Assume $f :[0,1] \rightarrow [0,1]$ is a continuous function.

Show there is $x \in [0,1]$ with $f(x) = x.$

Is there an example of a continuous function $g:(0,1) \rightarrow (0,1)$ where this is false?

Answer 1

Let $h(x)=f(x)-x$. $$h(0)=f(0)-0=f(0)\ge0$$ $$h(1)=f(1)-1\le0$$ By the intermediate value theorem, $$h(x)=0\Rightarrow f(x)=x$$ for some $x\in[0,1]$.
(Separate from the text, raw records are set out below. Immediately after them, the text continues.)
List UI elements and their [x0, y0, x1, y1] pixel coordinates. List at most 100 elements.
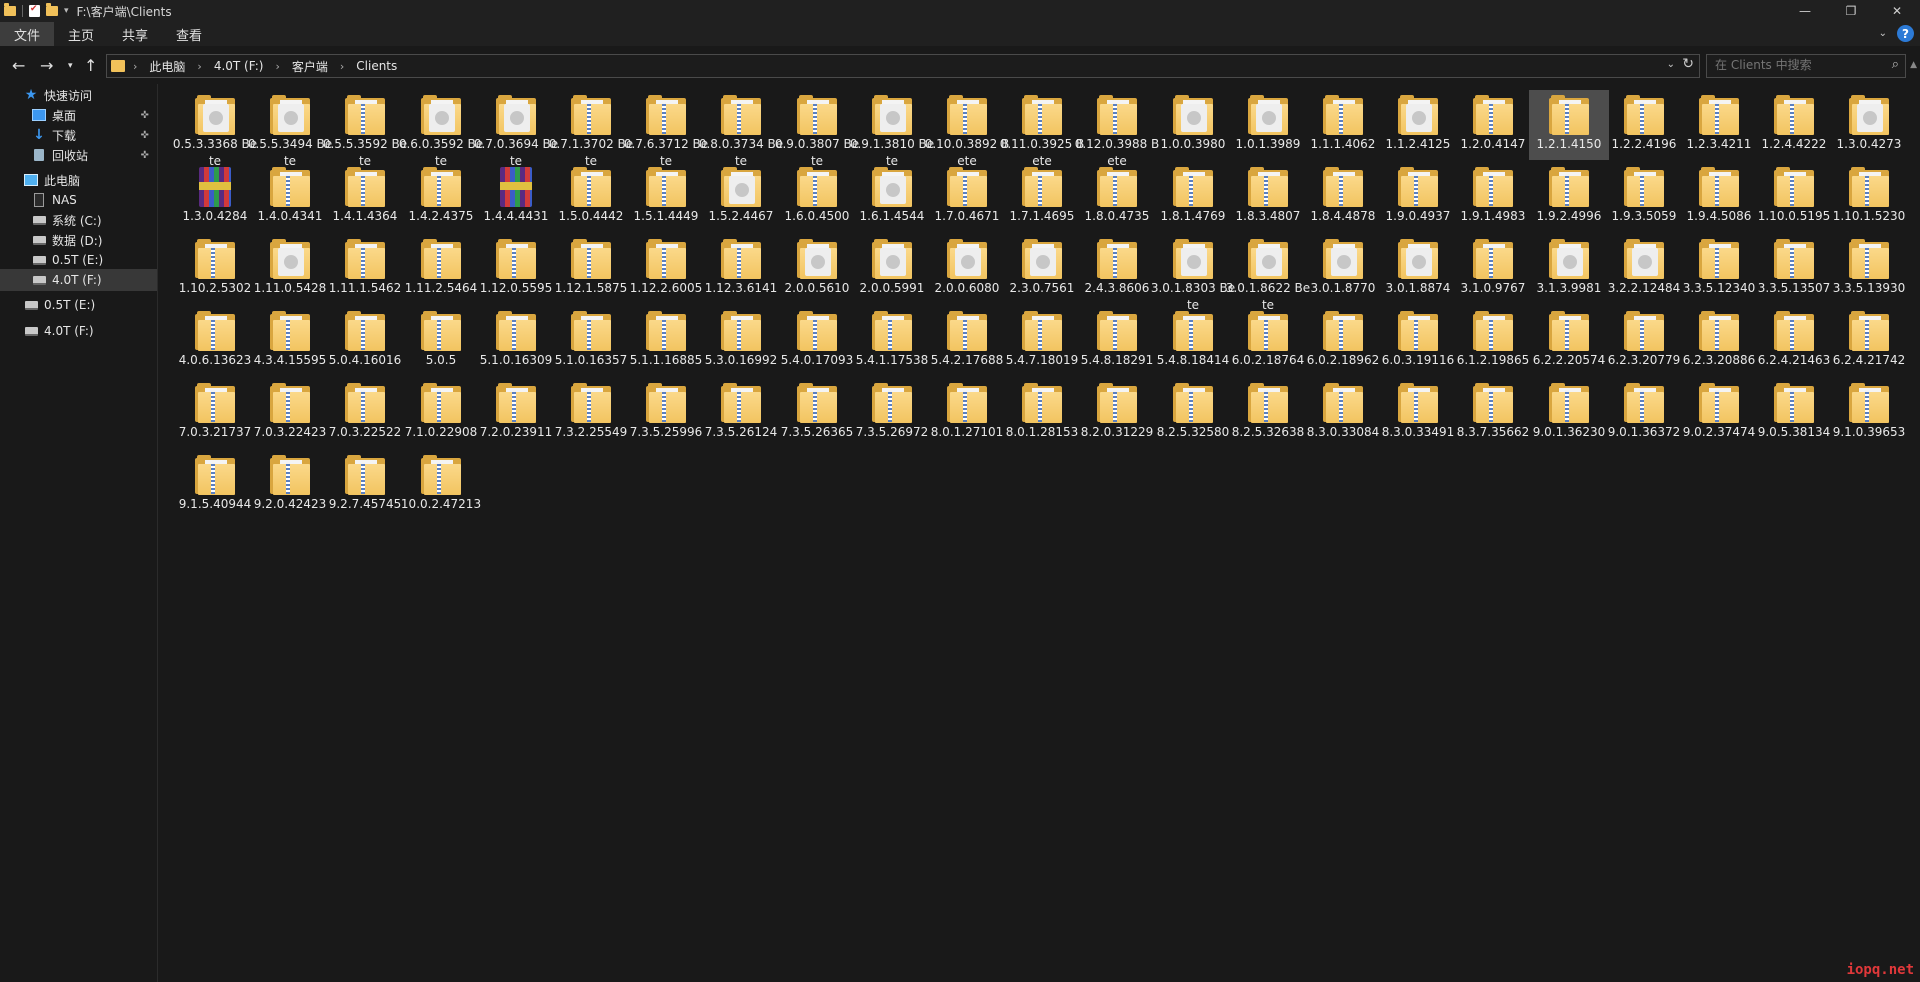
- folder-item[interactable]: 8.0.1.28153: [1005, 378, 1079, 464]
- folder-item[interactable]: 8.2.5.32580: [1156, 378, 1230, 464]
- folder-item[interactable]: 7.3.5.26365: [780, 378, 854, 464]
- folder-item[interactable]: 9.0.2.37474: [1682, 378, 1756, 464]
- folder-icon: [872, 383, 912, 423]
- folder-name: 1.8.0.4735: [1084, 209, 1150, 223]
- breadcrumb-clients[interactable]: Clients: [356, 59, 397, 73]
- scroll-up-arrow[interactable]: ▲: [1910, 60, 1917, 70]
- sidebar-item-drive-f[interactable]: 4.0T (F:): [0, 269, 157, 291]
- folder-icon: [195, 239, 235, 279]
- folder-item[interactable]: 9.2.7.45745: [328, 450, 402, 536]
- folder-item[interactable]: 8.3.0.33084: [1306, 378, 1380, 464]
- folder-item[interactable]: 7.2.0.23911: [479, 378, 553, 464]
- sidebar-item-this-pc[interactable]: 此电脑: [0, 169, 157, 191]
- folder-icon: [345, 167, 385, 207]
- tab-view[interactable]: 查看: [162, 22, 216, 46]
- tab-home[interactable]: 主页: [54, 22, 108, 46]
- back-button[interactable]: ←: [12, 56, 25, 75]
- sidebar-item-label: 下载: [52, 128, 77, 143]
- refresh-icon[interactable]: ↻: [1682, 56, 1694, 72]
- breadcrumb-client-folder[interactable]: 客户端: [292, 58, 328, 75]
- folder-icon: [797, 311, 837, 351]
- help-button[interactable]: ?: [1897, 25, 1914, 42]
- sidebar-item-quick-access[interactable]: ★ 快速访问: [0, 84, 157, 106]
- computer-icon: [24, 174, 38, 186]
- chevron-right-icon: ›: [133, 59, 138, 73]
- new-folder-icon[interactable]: [46, 3, 58, 16]
- folder-icon: [646, 311, 686, 351]
- sidebar-item-drive-f-2[interactable]: 4.0T (F:): [0, 320, 157, 342]
- folder-name: 1.10.2.5302: [178, 281, 252, 295]
- expand-ribbon-icon[interactable]: ⌄: [1879, 28, 1887, 39]
- chevron-right-icon[interactable]: ›: [340, 60, 344, 73]
- chevron-right-icon[interactable]: ›: [275, 60, 279, 73]
- breadcrumb-drive-f[interactable]: 4.0T (F:): [214, 59, 264, 73]
- folder-icon: [1549, 95, 1589, 135]
- folder-name: 5.4.8.18414: [1156, 353, 1230, 367]
- folder-name: 8.3.0.33491: [1381, 425, 1455, 439]
- folder-icon: [646, 167, 686, 207]
- folder-name: 5.3.0.16992: [704, 353, 778, 367]
- folder-icon: [721, 311, 761, 351]
- folder-name: 1.3.0.4284: [182, 209, 248, 223]
- breadcrumb-this-pc[interactable]: 此电脑: [149, 58, 185, 75]
- forward-button[interactable]: →: [40, 56, 53, 75]
- tab-file[interactable]: 文件: [0, 22, 55, 46]
- sidebar-item-drive-e-2[interactable]: 0.5T (E:): [0, 294, 157, 316]
- folder-item[interactable]: 7.3.5.25996: [629, 378, 703, 464]
- sidebar-item-drive-e[interactable]: 0.5T (E:): [0, 249, 157, 271]
- sidebar-item-system-c[interactable]: 系统 (C:): [0, 209, 157, 231]
- folder-icon: [1699, 311, 1739, 351]
- folder-item[interactable]: 9.0.1.36372: [1607, 378, 1681, 464]
- folder-name: 6.2.2.20574: [1532, 353, 1606, 367]
- folder-item[interactable]: 9.0.1.36230: [1532, 378, 1606, 464]
- folder-name: 8.0.1.27101: [930, 425, 1004, 439]
- folder-item[interactable]: 8.2.5.32638: [1231, 378, 1305, 464]
- address-bar[interactable]: › 此电脑 › 4.0T (F:) › 客户端 › Clients ⌄ ↻: [106, 54, 1700, 78]
- sidebar-item-data-d[interactable]: 数据 (D:): [0, 229, 157, 251]
- tab-share[interactable]: 共享: [108, 22, 162, 46]
- folder-item[interactable]: 8.3.0.33491: [1381, 378, 1455, 464]
- folder-item[interactable]: 8.3.7.35662: [1456, 378, 1530, 464]
- address-history-chevron-down-icon[interactable]: ⌄: [1667, 59, 1675, 70]
- folder-name: 6.0.2.18962: [1306, 353, 1380, 367]
- folder-item[interactable]: 10.0.2.47213: [401, 450, 481, 536]
- recent-locations-chevron-down-icon[interactable]: ▾: [68, 61, 73, 71]
- folder-icon: [1173, 311, 1213, 351]
- folder-icon: [1473, 239, 1513, 279]
- up-button[interactable]: ↑: [84, 56, 97, 75]
- folder-icon: [1022, 311, 1062, 351]
- sidebar-item-desktop[interactable]: 桌面 ✜: [0, 104, 157, 126]
- search-box[interactable]: ⌕: [1706, 54, 1906, 78]
- title-bar: ▾ F:\客户端\Clients — ❐ ✕: [0, 0, 1920, 22]
- folder-name: 4.3.4.15595: [253, 353, 327, 367]
- folder-item[interactable]: 9.1.5.40944: [178, 450, 252, 536]
- properties-icon[interactable]: [29, 4, 40, 17]
- folder-item[interactable]: 7.3.5.26124: [704, 378, 778, 464]
- folder-icon: [270, 311, 310, 351]
- close-button[interactable]: ✕: [1874, 0, 1920, 22]
- chevron-right-icon[interactable]: ›: [197, 60, 201, 73]
- folder-with-document-icon: [1398, 239, 1438, 279]
- folder-icon: [1774, 95, 1814, 135]
- folder-item[interactable]: 8.2.0.31229: [1080, 378, 1154, 464]
- search-input[interactable]: [1707, 55, 1885, 75]
- restore-button[interactable]: ❐: [1828, 0, 1874, 22]
- sidebar-item-nas[interactable]: NAS: [0, 189, 157, 211]
- folder-item[interactable]: 7.3.2.25549: [554, 378, 628, 464]
- quick-access-toolbar-dropdown-icon[interactable]: ▾: [64, 6, 69, 16]
- folder-item[interactable]: 8.0.1.27101: [930, 378, 1004, 464]
- folder-item[interactable]: 9.0.5.38134: [1757, 378, 1831, 464]
- minimize-button[interactable]: —: [1782, 0, 1828, 22]
- folder-name: 9.2.0.42423: [253, 497, 327, 511]
- folder-with-document-icon: [872, 239, 912, 279]
- folder-icon: [646, 239, 686, 279]
- winrar-archive-icon: [195, 167, 235, 207]
- folder-item[interactable]: 9.1.0.39653: [1832, 378, 1906, 464]
- folder-name: 5.1.0.16309: [479, 353, 553, 367]
- folder-item[interactable]: 7.3.5.26972: [855, 378, 929, 464]
- drive-icon: [32, 214, 46, 226]
- sidebar-item-recycle-bin[interactable]: 回收站 ✜: [0, 144, 157, 166]
- sidebar-item-downloads[interactable]: ↓ 下载 ✜: [0, 124, 157, 146]
- folder-item[interactable]: 9.2.0.42423: [253, 450, 327, 536]
- folder-name: 5.4.0.17093: [780, 353, 854, 367]
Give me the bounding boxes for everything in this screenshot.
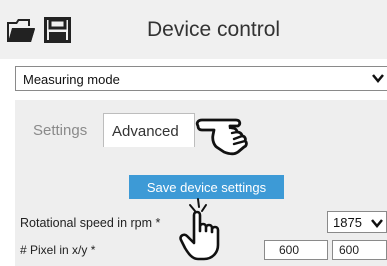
tab-settings[interactable]: Settings [26, 113, 98, 147]
measuring-mode-value: Measuring mode [23, 72, 120, 87]
folder-open-icon[interactable] [6, 17, 36, 43]
header-bar: Device control [0, 0, 387, 59]
click-hand-icon [179, 198, 220, 261]
tab-settings-label: Settings [33, 122, 88, 139]
rotational-speed-select[interactable]: 1875 [327, 211, 387, 233]
pixel-y-input[interactable] [332, 240, 387, 260]
pixel-xy-label: # Pixel in x/y * [20, 243, 96, 257]
save-icon[interactable] [44, 17, 71, 43]
page-title: Device control [147, 18, 281, 41]
pointing-hand-icon [195, 118, 248, 156]
tab-advanced-label: Advanced [112, 123, 179, 140]
chevron-down-icon [371, 219, 383, 228]
chevron-down-icon [372, 74, 384, 83]
rotational-speed-value: 1875 [333, 215, 362, 230]
tab-advanced[interactable]: Advanced [103, 113, 195, 147]
measuring-mode-select[interactable]: Measuring mode [15, 66, 387, 91]
rotational-speed-label: Rotational speed in rpm * [20, 216, 161, 230]
pixel-x-input[interactable] [264, 240, 328, 260]
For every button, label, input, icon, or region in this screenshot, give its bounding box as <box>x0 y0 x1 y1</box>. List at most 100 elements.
This is not true in $(0,1)$. For example, consider $g(x)=x^2\lt x$ for all $x\in(0,1)$.

Answer 2

$f(x)=x+x(1-x)$ for example $f(x)$ is always greater then $x$ in $(0,1)$ but still doesn't leave the interval

Answer 3

A demonstration without the intermediate value theorem.

If $f(0)\neq 0$ and $f(1)\neq 1$ then $f(0)-0>0$ and $f(1)-1<0$. Let $I_{n}=\{0=\frac{0}{n},\frac{1}{n},\frac{2}{n},\ldots, \frac{n-1}{n}, \frac{n}{n}=1\}$. For all $n$ set $k_n\in\{0,1,\ldots,n\}$ such that $$ \begin{array}{cc} f\left(\frac{0}{n}\right)-\frac{0}{n}&\geq 0. \\ f\left(\frac{1}{n}\right)-\frac{1}{n}&\geq 0. \\ \vdots & \\ f\left(\frac{k_n-1}{n}\right)-\frac{k_n-1}{n}&\geq 0. \\ f\left(\frac{k_n}{n}\right)-\frac{k_n}{n}&\geq 0. \\ f\left(\frac{k_n+1}{n}\right)-\frac{k_n+1}{n}&\leq 0. \end{array} $$ Set $u_n=\frac{k_n}{n}$ and $v_n=u_n+\frac{1}{n}$. The sequences $u_n$ and $v_n$ are limited. By weierstrass theorem there is a convergent subsequence $u_{n_i}$ such that $\lim_{i\to \infty} u_{n_i}=u\in [0,1]$ and $\lim_{i\to \infty} v_{n_i}=v\in [0,1]$. By the continuity of $f$ we have $\lim_{i\to \infty}f(u_i)-u_i=f(u)-u\geq 0$ and $\lim_{i\to \infty}f(v_i)-v_i=f(v)-v\leq 0$.

Now note that $|u_{n_i}-v_{n_i}|=1/n$ implies $f(u)-u=\lim_{i\to \infty}f(u_i)-u_i= \lim_{i\to \infty}f(v_i)-v_i=f(v)-v $. By $0\leq f(u)-u=f(v)-v\leq 0$ we can only conclude $f(u)-u=0$, i.e. $$ f(u)=u $$ Counter example. For $0<x<1$ we have $0<x^n<x$ for all $n\geq 2$. Then $f:(0,1)\to (0,1)$ definite by $f(x)=x^n$ is such that $f(x)<x$.